Goldman's early book, A Theory of Human Action (a revised version of his Ph.D. thesis), presents a systematic way of classifying and relating the many actions we perform at any time. Its influence was broad and can be found in, among other writings, John Rawls' book A Theory of Justice. Goldman's early work in action theory soon gave way to work in other branches of philosophy, most influentially epistemology.
Goldman's accounts of knowledge and justified belief, using notions like causation and reliability instead of normative concepts like permissibility and obligation, contributed to a philosophical approach that came to be known in the 1970s as naturalized epistemology. The first of these emerged as part of the efforts in the 1960s to find a "fourth" condition in response to the Gettier challenge to the account of knowledge as "justified true belief." In his 1967 paper, "A Causal Theory of Knowing", Goldman proposed that knowledge amounts to true belief appropriately caused by the fact that makes it true. Later, he claimed knowledge amounts to true belief that is produced by a reliable process.

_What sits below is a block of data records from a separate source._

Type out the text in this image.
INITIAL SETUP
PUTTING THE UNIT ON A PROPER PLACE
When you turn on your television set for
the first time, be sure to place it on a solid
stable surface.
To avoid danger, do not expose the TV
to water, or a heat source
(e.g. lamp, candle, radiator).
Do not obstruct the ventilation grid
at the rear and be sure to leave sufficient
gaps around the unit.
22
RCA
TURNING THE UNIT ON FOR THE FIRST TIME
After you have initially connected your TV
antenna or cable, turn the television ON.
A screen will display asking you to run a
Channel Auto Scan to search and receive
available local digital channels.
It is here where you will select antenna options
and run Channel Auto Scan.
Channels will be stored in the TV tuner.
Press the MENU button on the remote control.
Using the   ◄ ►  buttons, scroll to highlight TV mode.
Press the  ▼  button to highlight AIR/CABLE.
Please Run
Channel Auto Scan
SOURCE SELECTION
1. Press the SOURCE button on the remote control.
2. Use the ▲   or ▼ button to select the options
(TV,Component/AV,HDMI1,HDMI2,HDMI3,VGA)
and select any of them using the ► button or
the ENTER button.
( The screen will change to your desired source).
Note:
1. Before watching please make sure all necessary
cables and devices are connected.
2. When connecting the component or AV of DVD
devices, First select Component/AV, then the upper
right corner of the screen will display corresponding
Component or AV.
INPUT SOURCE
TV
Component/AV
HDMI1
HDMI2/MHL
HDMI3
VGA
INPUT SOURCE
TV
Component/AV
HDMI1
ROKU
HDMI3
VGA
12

More recently, Goldman has focused his epistemological efforts to questions of social epistemology and has applied his approach to epistemology to such issues as the law (especially evidence), voting and media. He attempts to provide (in his words) a less radical view of social epistemology than those suggested by cultural theorists and postmodernists under that name. His approach uses tools of analytic philosophy especially formal epistemology to analyze problems in social knowledge. Some of this work is summarized in his book Knowledge in a Social World.
Goldman has devoted significant time to showing how research in cognitive science is relevant to a variety of branches of philosophy including epistemology. Much of this work appears in his books Epistemology and Cognition, Philosophical Applications of Cognitive Science, and Simulating Minds.